U heeft er jaren aan gewerkt om de top te bereiken. Wat denkt u van vele popvedetten die soms amper een muzikale opleiding hebben en die het alleen maar dank zij de elektronische versterking kunnen waarmaken ?

Pavarotti : Ik vraag u : Wat vindt u van Frank Sinatra, Barbra Streisand of Ella Fitzgerald ? Het zijn grote zangers en grote musici. De mensen met wie ik optreed zijn hun gelijken.

U zingt ten voordele van Bosnië. Meent u dat u, met de uitstraling en invloed die u heeft, een taak op dat gebied te vervullen heeft ?

Pavarotti : Daar is een taak weggelegd voor iedereen.

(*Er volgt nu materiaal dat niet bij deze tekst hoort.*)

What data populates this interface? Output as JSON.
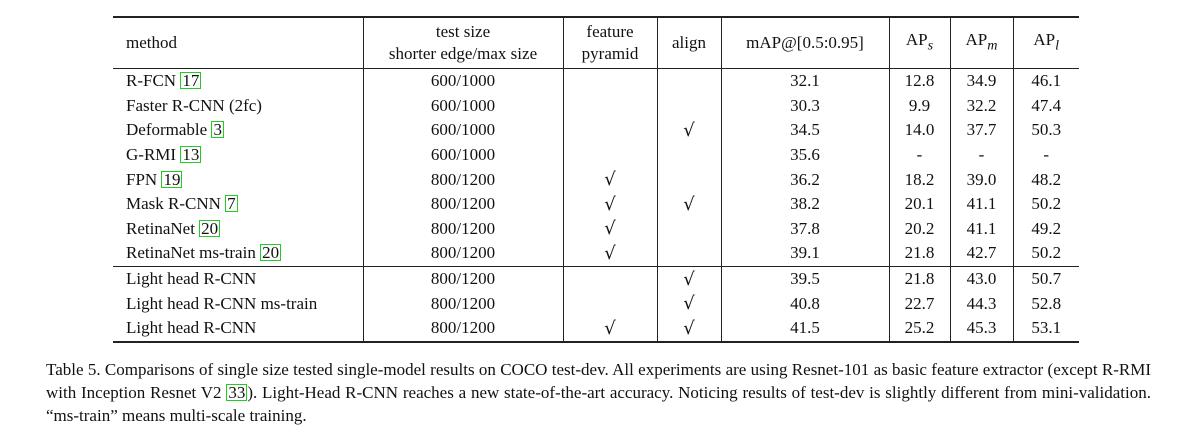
{
  "table": {
    "headers": {
      "method": "method",
      "test_size_1": "test size",
      "test_size_2": "shorter edge/max size",
      "feature_1": "feature",
      "feature_2": "pyramid",
      "align": "align",
      "map": "mAP@[0.5:0.95]",
      "aps_base": "AP",
      "aps_sub": "s",
      "apm_base": "AP",
      "apm_sub": "m",
      "apl_base": "AP",
      "apl_sub": "l"
    },
    "check_mark": "√",
    "rows": [
      {
        "name": "R-FCN",
        "cite": "17",
        "size": "600/1000",
        "fp": "",
        "align": "",
        "map": "32.1",
        "aps": "12.8",
        "apm": "34.9",
        "apl": "46.1"
      },
      {
        "name": "Faster R-CNN (2fc)",
        "cite": "",
        "size": "600/1000",
        "fp": "",
        "align": "",
        "map": "30.3",
        "aps": "9.9",
        "apm": "32.2",
        "apl": "47.4"
      },
      {
        "name": "Deformable",
        "cite": "3",
        "size": "600/1000",
        "fp": "",
        "align": "√",
        "map": "34.5",
        "aps": "14.0",
        "apm": "37.7",
        "apl": "50.3"
      },
      {
        "name": "G-RMI",
        "cite": "13",
        "size": "600/1000",
        "fp": "",
        "align": "",
        "map": "35.6",
        "aps": "-",
        "apm": "-",
        "apl": "-"
      },
      {
        "name": "FPN",
        "cite": "19",
        "size": "800/1200",
        "fp": "√",
        "align": "",
        "map": "36.2",
        "aps": "18.2",
        "apm": "39.0",
        "apl": "48.2"
      },
      {
        "name": "Mask R-CNN",
        "cite": "7",
        "size": "800/1200",
        "fp": "√",
        "align": "√",
        "map": "38.2",
        "aps": "20.1",
        "apm": "41.1",
        "apl": "50.2"
      },
      {
        "name": "RetinaNet",
        "cite": "20",
        "size": "800/1200",
        "fp": "√",
        "align": "",
        "map": "37.8",
        "aps": "20.2",
        "apm": "41.1",
        "apl": "49.2"
      },
      {
        "name": "RetinaNet ms-train",
        "cite": "20",
        "size": "800/1200",
        "fp": "√",
        "align": "",
        "map": "39.1",
        "aps": "21.8",
        "apm": "42.7",
        "apl": "50.2"
      }
    ],
    "rows2": [
      {
        "name": "Light head R-CNN",
        "size": "800/1200",
        "fp": "",
        "align": "√",
        "map": "39.5",
        "aps": "21.8",
        "apm": "43.0",
        "apl": "50.7"
      },
      {
        "name": "Light head R-CNN ms-train",
        "size": "800/1200",
        "fp": "",
        "align": "√",
        "map": "40.8",
        "aps": "22.7",
        "apm": "44.3",
        "apl": "52.8"
      },
      {
        "name": "Light head R-CNN",
        "size": "800/1200",
        "fp": "√",
        "align": "√",
        "map": "41.5",
        "aps": "25.2",
        "apm": "45.3",
        "apl": "53.1"
      }
    ]
  },
  "caption": {
    "part1": "Table 5. Comparisons of single size tested single-model results on COCO test-dev. All experiments are using Resnet-101 as basic feature extractor (except R-RMI with Inception Resnet V2 ",
    "cite": "33",
    "part2": "). Light-Head R-CNN reaches a new state-of-the-art accuracy. Noticing results of test-dev is slightly different from mini-validation. “ms-train” means multi-scale training."
  }
}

Maar het geeft een enorme voldoening in staat te zijn om met je stem bij te dragen tot de verwezenlijking van een goed doel. Of het nu om medisch onderzoek gaat of om, zoals in dit geval, een muziekcentrum in Mostar te kunnen uitbouwen waar de kinderen kunnen zingen als de oorlog echt voorbij is.

U wordt zestig in oktober. U kan terugblikken op een welgevulde carrière. Welke uitdagingen wil u nog aangaan ?

Pavarotti : In het nieuwe seizoen neem ik in het Metropolitan in New York opniew een rol op die ik jaren geleden zong : Tonio in La Fille du Régiment van Donizetti. Het is een heel hoog gelegen partij, en de aria van Tonio in het eerste bedrijf heeft, zoals bekend, niet minder dan negen hoge C’s. Ik zong die partij voor het eerst in 1966 in Covent Garden in Londen naast Joan Sutherland. Ze heeft jammer genoeg al een punt achter haar carrière gezet. Maar wat een grote dame was ze en hoeveel heb ik niet van haar geleerd ! En dan wil ik nog twee rollen vertolken die ik nog niet eerder op het toneel zong Andrea Chénier van Giordano en Verdi’s Otello. Dat zal gebeuren in Wenen en Londen.

Niet in Italië ? Vindt u het niet jammer dat u over het algemeen niet veel in Italië zingt ?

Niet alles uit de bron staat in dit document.